This week, the U.S. Food and Drug Administration (FDA) ruled that, over the next three years, trans fats must be removed from a wide range of processed foods. An artificially created fat developed to be solid at room temperature, trans fats raise the risk of heart disease.
With fats in the news, we thought it was a good time to dig a little deeper and discuss the various dietary fats. You may know that trans fats are bad, but do you know why? And do you know how they are different from saturated, monounsaturated and polyunsaturated fats?
Fats get a bad rap, primarily for their calorie content. At 9 calories per gram, it doesn’t take much fat to push our daily calorie intake too high. Only one tablespoon of olive oil contains 119 calories. But fats are essential for our bodies to function so you need to get some in your diet every day.
To better understand the differences in fats, we need a little chemistry lesson.
A dietary fat molecule is primarily composed of a long chain of carbon and hydrogen atoms. The carbon atoms may be linked by single or double bonds and the length of the chain can vary. The length of the chain and the number of carbon double bonds and their positions help define the type of fat and its role in the body.
The simplest fat to describe is a saturated fat. It has a uniform-looking chain of carbon atoms all linked by single bonds. All other bonding sites along the chain are occupied (saturated) by hydrogen:
This structure makes saturated fatty acids solid at room temperature. Butter is a great example of a saturated fat.
Monounsaturated fats have one (mono) double carbon bond in the chain. Polyunsaturated fats have more than one (poly) double carbon bond. Both of these fats are liquid at room temperature. You’ll find monounsaturated fats in great abundance in olive oil while polyunsaturated fats are found in fish, nuts and seeds.
Here’s what a polyunsaturated fat might look like:
The position of the first double carbon bond defines the type. An omega 3 fat will have the first double bond at carbon atom #3, while an omega 6 fat will have its first double bond at carbon atom #6. Omega 3s are especially desirable as they have multiple health benefits especially for your cardiovascular system. Walnuts, flax and chia are all good sources of omega 3s.

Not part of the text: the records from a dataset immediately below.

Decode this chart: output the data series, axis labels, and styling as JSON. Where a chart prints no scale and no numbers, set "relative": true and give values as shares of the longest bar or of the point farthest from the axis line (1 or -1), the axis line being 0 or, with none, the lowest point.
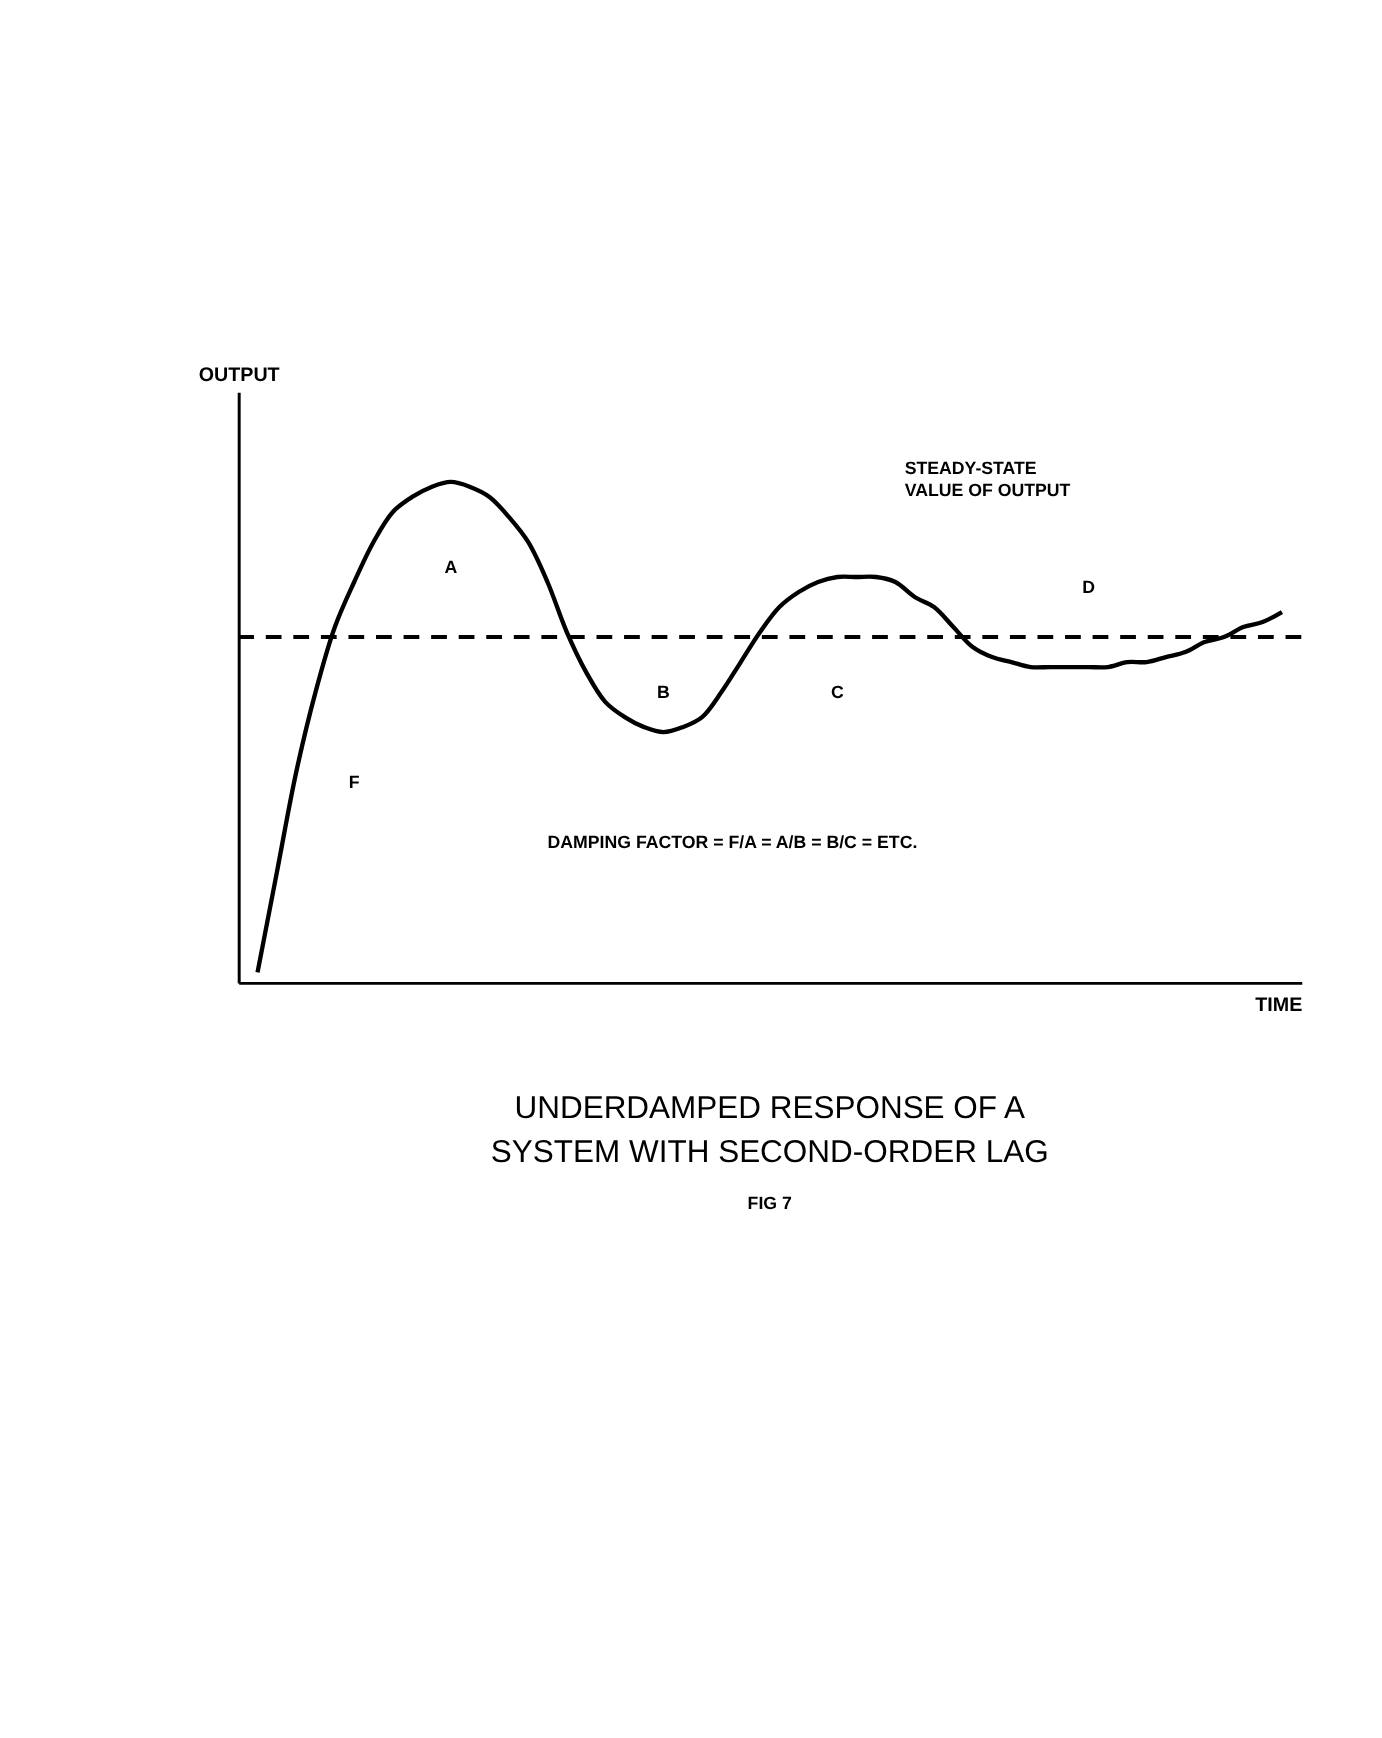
{
  "chart_data": {
    "type": "line",
    "relative": true,
    "title": "UNDERDAMPED RESPONSE OF A\nSYSTEM WITH SECOND-ORDER LAG",
    "subtitle": "FIG 7",
    "xlabel": "TIME",
    "ylabel": "OUTPUT",
    "categories": [
      null,
      null,
      null,
      null,
      null,
      null,
      null,
      null,
      null,
      null,
      null,
      null,
      null,
      null,
      null,
      null,
      null,
      null,
      null,
      null,
      null,
      null,
      null,
      null,
      null,
      null,
      null,
      null,
      null,
      null,
      null,
      null,
      null,
      null,
      null,
      null,
      null,
      null,
      null,
      null,
      null,
      null,
      null,
      null,
      null,
      null,
      null,
      null,
      null,
      null,
      null,
      null,
      null,
      null
    ],
    "series": [
      {
        "color": "#000000",
        "values": [
          0.02,
          0.22,
          0.42,
          0.58,
          0.71,
          0.8,
          0.88,
          0.94,
          0.97,
          0.99,
          1.0,
          0.99,
          0.97,
          0.93,
          0.88,
          0.8,
          0.7,
          0.62,
          0.56,
          0.53,
          0.51,
          0.5,
          0.51,
          0.53,
          0.58,
          0.64,
          0.7,
          0.75,
          0.78,
          0.8,
          0.81,
          0.81,
          0.81,
          0.8,
          0.77,
          0.75,
          0.71,
          0.67,
          0.65,
          0.64,
          0.63,
          0.63,
          0.63,
          0.63,
          0.63,
          0.64,
          0.64,
          0.65,
          0.66,
          0.68,
          0.69,
          0.71,
          0.72,
          0.74
        ]
      }
    ],
    "ref_lines": [
      {
        "axis": "y",
        "value": 0.69,
        "label": "STEADY-STATE\nVALUE OF OUTPUT",
        "color": "#000000",
        "line_style": "dashed"
      }
    ],
    "annotations": [
      "A",
      "B",
      "C",
      "D",
      "F",
      "DAMPING FACTOR = F/A = A/B = B/C = ETC."
    ],
    "marker": "none",
    "line_style": "solid"
  }
}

You might have noticed that the hydrogen atoms surrounding a carbon double bond in poly and monounsaturated fats all fall on the same side of the carbon chain. This is the structure nature intended.
Trans fats, also referred to as hydrogenated and partially hydrogenated fats, are artificially modified to change that structure with hydrogen atoms found on opposite (trans) sides of the carbon. These fats are found primarily in margarines, processed and fast foods.

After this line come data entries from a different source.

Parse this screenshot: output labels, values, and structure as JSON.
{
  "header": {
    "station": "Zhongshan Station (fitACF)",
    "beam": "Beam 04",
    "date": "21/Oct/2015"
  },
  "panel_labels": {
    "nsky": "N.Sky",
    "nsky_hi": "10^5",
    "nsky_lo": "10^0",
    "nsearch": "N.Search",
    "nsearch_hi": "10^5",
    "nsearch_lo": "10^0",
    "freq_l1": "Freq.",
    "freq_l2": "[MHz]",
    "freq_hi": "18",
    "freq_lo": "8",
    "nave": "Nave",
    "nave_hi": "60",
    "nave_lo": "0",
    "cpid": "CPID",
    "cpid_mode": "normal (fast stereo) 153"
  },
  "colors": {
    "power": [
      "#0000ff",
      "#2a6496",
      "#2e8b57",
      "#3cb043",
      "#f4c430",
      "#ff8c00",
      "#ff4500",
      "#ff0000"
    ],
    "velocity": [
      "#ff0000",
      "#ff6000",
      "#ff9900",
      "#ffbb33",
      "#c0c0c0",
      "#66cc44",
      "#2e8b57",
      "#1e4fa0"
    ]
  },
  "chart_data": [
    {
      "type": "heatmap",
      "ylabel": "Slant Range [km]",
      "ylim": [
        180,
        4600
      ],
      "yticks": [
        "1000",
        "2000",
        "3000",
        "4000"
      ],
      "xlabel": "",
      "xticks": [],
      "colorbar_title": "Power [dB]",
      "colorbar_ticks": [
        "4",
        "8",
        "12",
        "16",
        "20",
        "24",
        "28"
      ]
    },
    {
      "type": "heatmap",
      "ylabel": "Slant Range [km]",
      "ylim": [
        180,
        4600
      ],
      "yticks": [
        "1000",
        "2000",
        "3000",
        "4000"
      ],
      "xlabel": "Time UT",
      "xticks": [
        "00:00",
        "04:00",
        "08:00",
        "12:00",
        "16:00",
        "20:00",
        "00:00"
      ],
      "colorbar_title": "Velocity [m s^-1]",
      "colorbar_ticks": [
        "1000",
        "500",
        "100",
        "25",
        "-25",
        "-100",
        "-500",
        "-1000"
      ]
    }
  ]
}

This seemingly minor variation in chemical structure completely changes the functionality of the fat. Rather than being liquid at room temperature, trans fats are solid, and rather than being vulnerable to rancidity, trans fats have a long shelf life.
In the 1970s, when saturated fats were thought to be major contributors to heart disease, the use of trans fats was encouraged, since they are technically an unsaturated substitute. Remember the commercials telling us to switch from butter (saturated) to the “healthier” choice margarine (trans)?
But it turns out trans fats are actually harmful to cell structure and promote heart disease to a greater extent than saturated fats ever could. In fact, the FDA estimates that eliminating these fats from the American food supply would translate into 20,000 fewer heart attacks and 7,000 fewer deaths per year.
Ironically, that old commercial was right after all: “It’s not nice to fool Mother Nature!”
There are a whole lot of details here, maybe more than you need. But here’s the takeaway:
- Fats are essential for our bodies to function properly, so we need some fat every day.
- Fat calories add up fast so limit your consumption.
- Avoid trans fats at all costs.
- Poly and monounsaturated fats, found only in plant-based foods, are beneficial for cardiovascular health.